IL-10 signaling is essential for 1,25-dihydroxyvitamin D3-mediated inhibition of experimental autoimmune encephalomyelitis.
J Immunol. 2006 Nov 1;177(9):6030-7.
  • Multiple sclerosis (MS) results from an aberrant, neuroantigen-specific, T cell-mediated autoimmune response. Because MS prevalence and severity decrease sharply with increasing sunlight exposure, and sunlight supports vitamin D(3) synthesis, we proposed that vitamin D(3) and 1,25-dihydroxyvitamin D(3) (1,25-(OH)(2)D(3)) may protect against MS. In support of this hypothesis, 1,25-(OH)(2)D(3) strongly inhibited experimental autoimmune encephalomyelitis (EAE). This inhibition required lymphocytes other than the encephalitogenic T cells. In this study, we tested the hypothesis that 1,25-(OH)(2)D(3) might inhibit EAE through the action of IL-10-producing regulatory lymphocytes. We report that vitamin D(3) and 1,25-(OH)(2)D(3) strongly inhibited myelin oligodendrocyte peptide (MOG(35-55))-induced EAE in C57BL/6 mice, but completely failed to inhibit EAE in mice with a disrupted IL-10 or IL-10R gene. Thus, a functional IL-10-IL-10R pathway was essential for 1,25-(OH)(2)D(3) to inhibit EAE. The 1,25-(OH)(2)D(3) also failed to inhibit EAE in reciprocal, mixed bone marrow chimeras constructed by transferring IL-10-deficient bone marrow into irradiated wild-type mice and vice versa.

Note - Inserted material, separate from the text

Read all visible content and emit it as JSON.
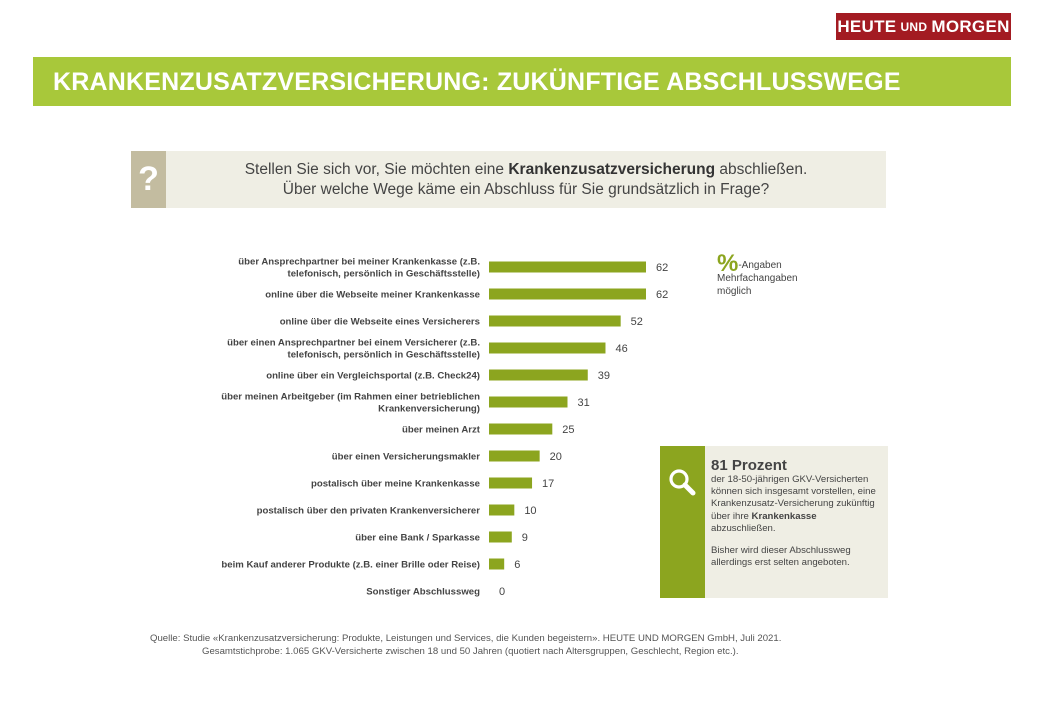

Thus, 1,25-(OH)(2)D(3) may be enhancing an anti-inflammatory loop involving hemopoietic cell-produced IL-10 acting on brain parenchymal cells and vice versa. If this interpretation is correct, and humans have a similar bidirectional IL-10-dependent loop, then an IL-10-IL-10R pathway defect could abrogate the anti-inflammatory and neuro-protective functions of sunlight and vitamin D(3). In this way, a genetic IL-10-IL-10R pathway defect could interact with an environmental risk factor, vitamin D(3) insufficiency, to increase MS risk and severity.